Are surprise remakes such as "Splatterhouse" and "James Bond: GoldenEye 007" loving tributes to the originals or simple excuses to exploit fans' nostalgia? Nor do a variety of curious franchise spin-offs ("Crafting Mama"), re-imaginings ("Front Mission: Evolved") and expansions ("Assassin's Creed: Brotherhood") help alleviate suspicions.

In fairness, many sequels attempt to take familiar series in bold new directions. Others do justice to the spirit of the originals while adding modern-day twists. But all come with tremendous baggage. Because every gaming fan has been burned at least once by crappy sequels, few of these games inspire confidence in the developers' altruistic motives.
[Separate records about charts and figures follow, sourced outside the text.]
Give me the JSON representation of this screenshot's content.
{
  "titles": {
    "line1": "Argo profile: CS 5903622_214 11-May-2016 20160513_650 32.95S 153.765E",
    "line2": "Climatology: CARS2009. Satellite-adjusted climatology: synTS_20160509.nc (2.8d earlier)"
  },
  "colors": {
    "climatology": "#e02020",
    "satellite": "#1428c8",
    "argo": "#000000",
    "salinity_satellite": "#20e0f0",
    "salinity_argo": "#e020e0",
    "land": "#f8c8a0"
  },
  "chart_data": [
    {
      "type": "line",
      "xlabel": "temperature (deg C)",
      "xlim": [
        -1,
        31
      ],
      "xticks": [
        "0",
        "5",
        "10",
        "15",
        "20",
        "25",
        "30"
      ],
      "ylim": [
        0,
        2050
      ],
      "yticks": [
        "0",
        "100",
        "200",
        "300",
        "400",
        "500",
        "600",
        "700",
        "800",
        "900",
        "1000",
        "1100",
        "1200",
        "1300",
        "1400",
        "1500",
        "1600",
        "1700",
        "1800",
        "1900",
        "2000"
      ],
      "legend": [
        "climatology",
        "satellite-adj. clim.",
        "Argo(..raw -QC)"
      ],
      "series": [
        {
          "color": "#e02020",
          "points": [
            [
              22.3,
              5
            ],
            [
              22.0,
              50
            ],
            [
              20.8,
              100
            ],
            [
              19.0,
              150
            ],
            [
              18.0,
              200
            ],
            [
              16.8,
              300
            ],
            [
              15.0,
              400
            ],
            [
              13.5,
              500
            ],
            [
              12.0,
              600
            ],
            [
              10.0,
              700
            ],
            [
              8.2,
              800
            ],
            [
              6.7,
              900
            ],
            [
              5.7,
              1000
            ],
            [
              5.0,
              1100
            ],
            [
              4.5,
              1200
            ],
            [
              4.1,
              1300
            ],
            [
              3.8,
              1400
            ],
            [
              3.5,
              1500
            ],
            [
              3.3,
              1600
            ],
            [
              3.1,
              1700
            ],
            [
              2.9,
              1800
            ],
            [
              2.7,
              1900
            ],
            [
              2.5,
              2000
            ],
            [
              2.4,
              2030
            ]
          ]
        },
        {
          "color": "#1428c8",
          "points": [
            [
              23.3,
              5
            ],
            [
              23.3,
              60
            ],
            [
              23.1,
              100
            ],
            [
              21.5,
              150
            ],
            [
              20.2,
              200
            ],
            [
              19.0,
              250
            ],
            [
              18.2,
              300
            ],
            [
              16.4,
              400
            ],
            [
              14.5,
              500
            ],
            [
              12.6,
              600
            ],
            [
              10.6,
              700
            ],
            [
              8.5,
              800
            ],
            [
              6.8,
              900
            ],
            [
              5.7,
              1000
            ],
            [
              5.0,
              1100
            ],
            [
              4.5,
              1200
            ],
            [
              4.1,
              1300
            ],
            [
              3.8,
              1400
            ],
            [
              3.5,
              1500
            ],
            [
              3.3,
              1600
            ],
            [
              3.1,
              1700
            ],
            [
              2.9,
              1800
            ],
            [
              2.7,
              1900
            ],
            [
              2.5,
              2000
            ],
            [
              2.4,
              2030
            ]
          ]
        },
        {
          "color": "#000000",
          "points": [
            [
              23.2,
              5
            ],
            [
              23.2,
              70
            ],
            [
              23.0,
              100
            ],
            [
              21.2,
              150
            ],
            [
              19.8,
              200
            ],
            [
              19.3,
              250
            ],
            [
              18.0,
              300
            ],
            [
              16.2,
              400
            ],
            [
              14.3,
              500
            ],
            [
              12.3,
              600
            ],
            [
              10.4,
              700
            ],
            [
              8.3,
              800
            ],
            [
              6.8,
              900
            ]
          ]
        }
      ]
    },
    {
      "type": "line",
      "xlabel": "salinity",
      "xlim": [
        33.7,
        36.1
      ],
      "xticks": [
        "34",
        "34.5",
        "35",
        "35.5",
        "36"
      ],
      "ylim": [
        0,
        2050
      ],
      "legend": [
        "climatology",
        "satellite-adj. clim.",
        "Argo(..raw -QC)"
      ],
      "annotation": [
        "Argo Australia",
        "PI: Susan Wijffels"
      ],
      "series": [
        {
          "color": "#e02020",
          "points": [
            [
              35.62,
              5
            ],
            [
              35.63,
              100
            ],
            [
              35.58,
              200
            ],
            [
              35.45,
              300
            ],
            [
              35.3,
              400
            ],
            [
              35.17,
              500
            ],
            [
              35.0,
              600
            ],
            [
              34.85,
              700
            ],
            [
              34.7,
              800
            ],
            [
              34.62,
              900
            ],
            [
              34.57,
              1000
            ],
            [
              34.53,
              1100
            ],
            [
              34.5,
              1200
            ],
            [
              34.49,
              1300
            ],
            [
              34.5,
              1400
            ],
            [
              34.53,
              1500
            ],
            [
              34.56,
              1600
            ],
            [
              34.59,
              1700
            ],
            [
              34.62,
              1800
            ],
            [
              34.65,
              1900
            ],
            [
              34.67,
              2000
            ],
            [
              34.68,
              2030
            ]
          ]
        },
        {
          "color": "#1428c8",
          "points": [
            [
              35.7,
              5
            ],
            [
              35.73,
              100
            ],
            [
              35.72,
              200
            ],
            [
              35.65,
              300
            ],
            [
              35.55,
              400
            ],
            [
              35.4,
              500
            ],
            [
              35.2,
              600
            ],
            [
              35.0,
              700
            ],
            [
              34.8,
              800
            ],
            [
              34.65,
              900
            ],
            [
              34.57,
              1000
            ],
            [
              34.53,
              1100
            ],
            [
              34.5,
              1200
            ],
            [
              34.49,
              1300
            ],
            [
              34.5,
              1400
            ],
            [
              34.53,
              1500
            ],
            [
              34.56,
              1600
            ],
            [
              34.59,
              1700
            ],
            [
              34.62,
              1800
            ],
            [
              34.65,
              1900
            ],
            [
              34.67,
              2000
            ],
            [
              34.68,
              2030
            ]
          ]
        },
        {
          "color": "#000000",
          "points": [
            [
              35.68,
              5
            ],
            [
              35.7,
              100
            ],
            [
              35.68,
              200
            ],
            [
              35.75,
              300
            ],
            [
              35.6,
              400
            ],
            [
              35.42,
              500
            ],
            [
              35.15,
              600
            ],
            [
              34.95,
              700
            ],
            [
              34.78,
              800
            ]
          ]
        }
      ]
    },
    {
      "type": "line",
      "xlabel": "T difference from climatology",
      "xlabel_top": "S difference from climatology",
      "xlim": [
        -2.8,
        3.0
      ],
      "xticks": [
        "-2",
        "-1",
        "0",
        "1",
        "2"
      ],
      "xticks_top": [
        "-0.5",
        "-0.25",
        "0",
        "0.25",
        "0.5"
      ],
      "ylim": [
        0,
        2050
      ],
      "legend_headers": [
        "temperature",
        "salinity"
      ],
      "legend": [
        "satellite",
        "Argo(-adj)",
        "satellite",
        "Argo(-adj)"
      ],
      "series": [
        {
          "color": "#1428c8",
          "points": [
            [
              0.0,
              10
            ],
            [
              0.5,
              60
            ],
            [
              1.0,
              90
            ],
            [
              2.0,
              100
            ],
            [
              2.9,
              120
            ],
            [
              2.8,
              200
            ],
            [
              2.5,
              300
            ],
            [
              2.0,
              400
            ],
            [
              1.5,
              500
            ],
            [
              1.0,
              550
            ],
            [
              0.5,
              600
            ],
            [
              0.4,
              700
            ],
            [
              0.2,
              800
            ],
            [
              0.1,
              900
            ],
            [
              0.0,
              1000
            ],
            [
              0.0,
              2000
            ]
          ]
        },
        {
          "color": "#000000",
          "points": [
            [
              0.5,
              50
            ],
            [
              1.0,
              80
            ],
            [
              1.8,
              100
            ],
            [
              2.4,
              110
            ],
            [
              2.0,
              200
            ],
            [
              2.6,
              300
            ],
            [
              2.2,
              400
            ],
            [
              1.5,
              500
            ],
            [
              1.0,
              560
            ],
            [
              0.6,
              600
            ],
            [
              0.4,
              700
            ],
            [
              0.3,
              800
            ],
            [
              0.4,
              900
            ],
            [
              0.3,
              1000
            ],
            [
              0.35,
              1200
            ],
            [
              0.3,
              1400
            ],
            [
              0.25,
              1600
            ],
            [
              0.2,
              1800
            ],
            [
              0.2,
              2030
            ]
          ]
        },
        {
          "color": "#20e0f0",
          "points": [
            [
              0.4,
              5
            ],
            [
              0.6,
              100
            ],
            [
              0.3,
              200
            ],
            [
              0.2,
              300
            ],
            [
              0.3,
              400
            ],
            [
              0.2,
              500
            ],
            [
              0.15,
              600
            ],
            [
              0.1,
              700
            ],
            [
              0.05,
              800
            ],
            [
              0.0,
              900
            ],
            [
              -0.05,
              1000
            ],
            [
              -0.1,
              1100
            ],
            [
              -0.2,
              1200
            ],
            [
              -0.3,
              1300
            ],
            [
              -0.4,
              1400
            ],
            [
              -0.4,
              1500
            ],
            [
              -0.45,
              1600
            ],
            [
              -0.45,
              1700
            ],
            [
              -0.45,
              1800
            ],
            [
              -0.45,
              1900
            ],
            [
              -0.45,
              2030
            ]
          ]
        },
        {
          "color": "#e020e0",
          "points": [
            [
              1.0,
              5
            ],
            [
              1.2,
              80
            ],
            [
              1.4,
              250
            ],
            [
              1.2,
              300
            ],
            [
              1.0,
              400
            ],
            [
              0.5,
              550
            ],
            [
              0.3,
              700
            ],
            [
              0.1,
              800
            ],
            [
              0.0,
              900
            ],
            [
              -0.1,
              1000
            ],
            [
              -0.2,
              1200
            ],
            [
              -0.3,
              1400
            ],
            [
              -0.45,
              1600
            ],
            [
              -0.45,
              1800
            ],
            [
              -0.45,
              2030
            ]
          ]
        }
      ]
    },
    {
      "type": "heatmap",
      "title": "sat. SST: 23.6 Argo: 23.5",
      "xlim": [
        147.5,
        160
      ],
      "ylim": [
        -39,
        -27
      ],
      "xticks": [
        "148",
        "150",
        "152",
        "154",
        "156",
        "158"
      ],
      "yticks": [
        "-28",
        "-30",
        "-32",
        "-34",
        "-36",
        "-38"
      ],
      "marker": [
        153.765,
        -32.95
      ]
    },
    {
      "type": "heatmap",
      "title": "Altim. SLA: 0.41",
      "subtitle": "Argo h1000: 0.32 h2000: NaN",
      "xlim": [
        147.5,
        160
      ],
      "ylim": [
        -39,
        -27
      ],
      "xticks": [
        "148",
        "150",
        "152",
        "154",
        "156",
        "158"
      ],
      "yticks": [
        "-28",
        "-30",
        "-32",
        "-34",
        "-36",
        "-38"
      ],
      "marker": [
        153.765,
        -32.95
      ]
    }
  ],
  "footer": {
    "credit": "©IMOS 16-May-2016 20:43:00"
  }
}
Things wouldn't seem so bad if the system weren't blatantly stacked against fresh ideas and original franchises. But high production costs, shrinking shelf space and budget-savvy shoppers' unwillingness to take chances on new titles are leading game publishers, like record labels and movie studios, to be more risk-averse.

Because of this, the task of raising the bar has quickly fallen to smaller, independent studios and games. Sadly, these outfits typically lack the resources to invade Fry's or Wal-Mart, and are increasingly turning to digital distribution services like Xbox Live Arcade and PlayStation Network instead.

Meanwhile, an endless, seemingly interchangeable supply of carbon copies and ripoffs continues to infest GameStop.

Think "Medal of Honor" bears more than a passing resemblance to "Modern Warfare 2"? You might just be onto something.

Can the cycle be broken? That remains to be determined. But there's a good way to start.

Rather than endlessly debate whether "Madden NFL 11" is just a quick cash-in or "DJ Hero 2" more than a glorified remix, instead consider the merits of shopping online and out of the mainstream.

Hundreds of wildly innovative and original games exist on services like Steam and WiiWare, platforms such as your Web browser and Facebook. A little digging is all it takes to unearth solid gold.

Besides, from "WWE Smackdown vs. RAW" to "The Sims," your old favorites will always be waiting.